Until recently this was enabled at -Os but changed to -Oz due to the increase in number of instructions executed. I suggest keeping at -Oz and changing this later if there is a motivation for it.


Hmm, I guess there'd be a way to accumulate the ranges that we're interested in as we go through in one iteration - though I think this would be far more difficult to implement and you might end up with issues to do with looking at instructions which are yet to be updated and making incorrect conclusions (I don't see any cause for that at a first glance but it's always possible).

The pass saves 456 bytes (0.76%) on a proprietary application.

The pass saves 160 bytes (0.101%) on a proprietary application, from 157974 bytes-->157814 bytes.
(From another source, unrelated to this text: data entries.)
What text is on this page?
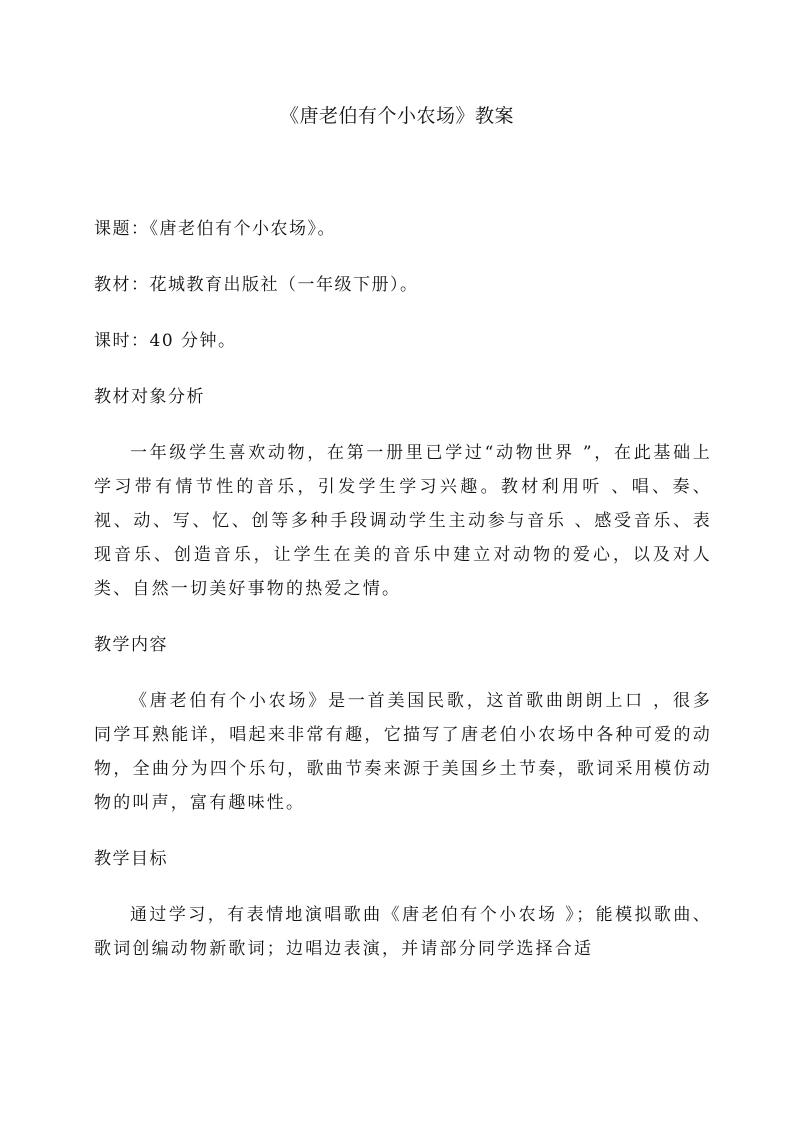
《唐老伯有个小农场》教案

课题：《唐老伯有个小农场》。

教材：花城教育出版社（一年级下册）。

课时：40 分钟。

教材对象分析

一年级学生喜欢动物，在第一册里已学过“动物世界 ”，在此基础上学习带有情节性的音乐，引发学生学习兴趣。教材利用听 、唱、奏、视、动、写、忆、创等多种手段调动学生主动参与音乐 、感受音乐、表现音乐、创造音乐，让学生在美的音乐中建立对动物的爱心，以及对人类、自然一切美好事物的热爱之情。

教学内容

《唐老伯有个小农场》是一首美国民歌，这首歌曲朗朗上口 ，很多同学耳熟能详，唱起来非常有趣，它描写了唐老伯小农场中各种可爱的动物，全曲分为四个乐句，歌曲节奏来源于美国乡土节奏，歌词采用模仿动物的叫声，富有趣味性。

教学目标

通过学习，有表情地演唱歌曲《唐老伯有个小农场 》；能模拟歌曲、歌词创编动物新歌词；边唱边表演，并请部分同学选择合适
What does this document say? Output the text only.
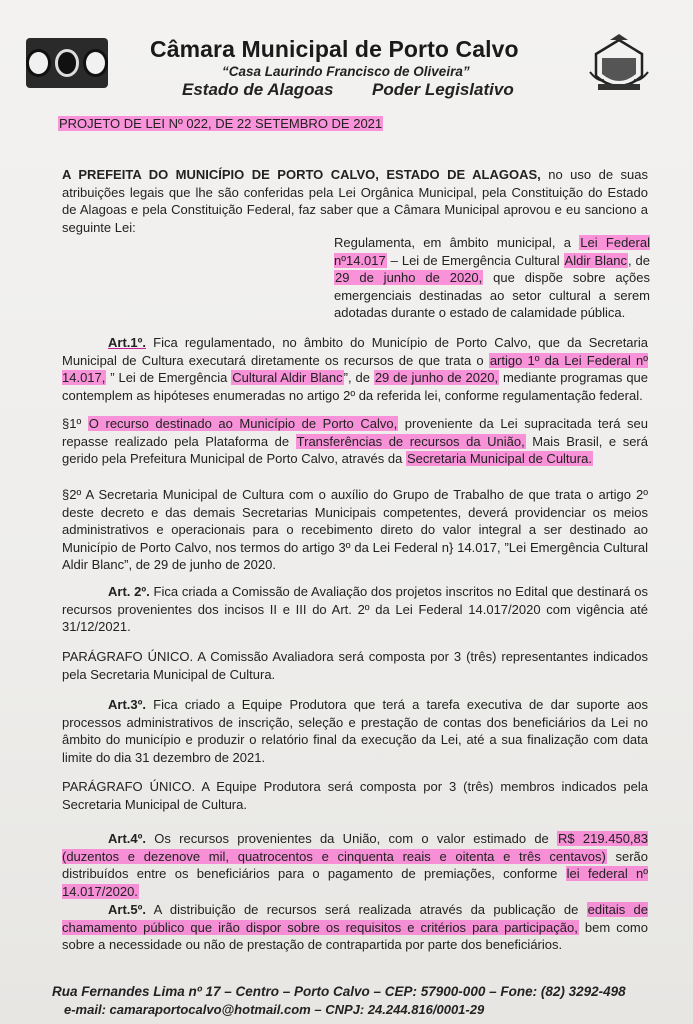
Câmara Municipal de Porto Calvo
“Casa Laurindo Francisco de Oliveira”
Estado de Alagoas Poder Legislativo
PROJETO DE LEI Nº 022, DE 22 SETEMBRO DE 2021
A PREFEITA DO MUNICÍPIO DE PORTO CALVO, ESTADO DE ALAGOAS, no uso de suas atribuições legais que lhe são conferidas pela Lei Orgânica Municipal, pela Constituição do Estado de Alagoas e pela Constituição Federal, faz saber que a Câmara Municipal aprovou e eu sanciono a seguinte Lei:
Regulamenta, em âmbito municipal, a Lei Federal nº14.017 – Lei de Emergência Cultural Aldir Blanc, de 29 de junho de 2020, que dispõe sobre ações emergenciais destinadas ao setor cultural a serem adotadas durante o estado de calamidade pública.
Art.1º. Fica regulamentado, no âmbito do Município de Porto Calvo, que da Secretaria Municipal de Cultura executará diretamente os recursos de que trata o artigo 1º da Lei Federal nº 14.017, ” Lei de Emergência Cultural Aldir Blanc”, de 29 de junho de 2020, mediante programas que contemplem as hipóteses enumeradas no artigo 2º da referida lei, conforme regulamentação federal.
§1º O recurso destinado ao Município de Porto Calvo, proveniente da Lei supracitada terá seu repasse realizado pela Plataforma de Transferências de recursos da União, Mais Brasil, e será gerido pela Prefeitura Municipal de Porto Calvo, através da Secretaria Municipal de Cultura.
§2º A Secretaria Municipal de Cultura com o auxílio do Grupo de Trabalho de que trata o artigo 2º deste decreto e das demais Secretarias Municipais competentes, deverá providenciar os meios administrativos e operacionais para o recebimento direto do valor integral a ser destinado ao Município de Porto Calvo, nos termos do artigo 3º da Lei Federal n} 14.017, ”Lei Emergência Cultural Aldir Blanc”, de 29 de junho de 2020.
Art. 2º. Fica criada a Comissão de Avaliação dos projetos inscritos no Edital que destinará os recursos provenientes dos incisos II e III do Art. 2º da Lei Federal 14.017/2020 com vigência até 31/12/2021.
PARÁGRAFO ÚNICO. A Comissão Avaliadora será composta por 3 (três) representantes indicados pela Secretaria Municipal de Cultura.
Art.3º. Fica criado a Equipe Produtora que terá a tarefa executiva de dar suporte aos processos administrativos de inscrição, seleção e prestação de contas dos beneficiários da Lei no âmbito do município e produzir o relatório final da execução da Lei, até a sua finalização com data limite do dia 31 dezembro de 2021.
PARÁGRAFO ÚNICO. A Equipe Produtora será composta por 3 (três) membros indicados pela Secretaria Municipal de Cultura.
Art.4º. Os recursos provenientes da União, com o valor estimado de R$ 219.450,83 (duzentos e dezenove mil, quatrocentos e cinquenta reais e oitenta e três centavos) serão distribuídos entre os beneficiários para o pagamento de premiações, conforme lei federal nº 14.017/2020.
Art.5º. A distribuição de recursos será realizada através da publicação de editais de chamamento público que irão dispor sobre os requisitos e critérios para participação, bem como sobre a necessidade ou não de prestação de contrapartida por parte dos beneficiários.
Rua Fernandes Lima nº 17 – Centro – Porto Calvo – CEP: 57900-000 – Fone: (82) 3292-498
e-mail: camaraportocalvo@hotmail.com – CNPJ: 24.244.816/0001-29
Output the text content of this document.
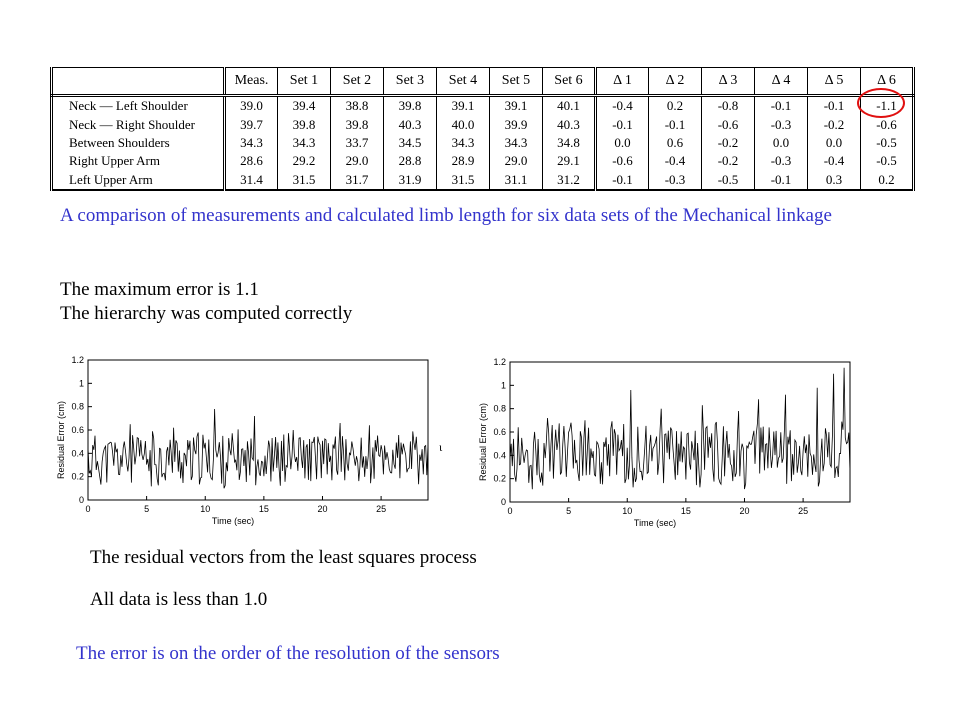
	Meas.	Set 1	Set 2	Set 3	Set 4	Set 5	Set 6	Δ 1	Δ 2	Δ 3	Δ 4	Δ 5	Δ 6
Neck — Left Shoulder	39.0	39.4	38.8	39.8	39.1	39.1	40.1	-0.4	0.2	-0.8	-0.1	-0.1	-1.1
Neck — Right Shoulder	39.7	39.8	39.8	40.3	40.0	39.9	40.3	-0.1	-0.1	-0.6	-0.3	-0.2	-0.6
Between Shoulders	34.3	34.3	33.7	34.5	34.3	34.3	34.8	0.0	0.6	-0.2	0.0	0.0	-0.5
Right Upper Arm	28.6	29.2	29.0	28.8	28.9	29.0	29.1	-0.6	-0.4	-0.2	-0.3	-0.4	-0.5
Left Upper Arm	31.4	31.5	31.7	31.9	31.5	31.1	31.2	-0.1	-0.3	-0.5	-0.1	0.3	0.2
A comparison of measurements and calculated limb length for six data sets of the Mechanical linkage
The maximum error is 1.1
The hierarchy was computed correctly
0
0.2
0.4
0.6
0.8
1
1.2
0	5	10	15	20	25
Time (sec)
Residual Error (cm)	ι
0
0.2
0.4
0.6
0.8
1
1.2
0	5	10	15	20	25
Time (sec)
Residual Error (cm)
The residual vectors from the least squares process
All data is less than 1.0
The error is on the order of the resolution of the sensors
asb added a comment.May 17 2022, 8:04 AM

At the last sync-up call, @reames I believe said he had no further blocking comments (thanks for the review on this Philip). I think we're good to land this Lewis if you're happy with the current code.

Rebased prior to commit

This revision was landed with ongoing or failed builds.May 25 2022, 1:27 AM
This revision was automatically updated to reflect the committed changes.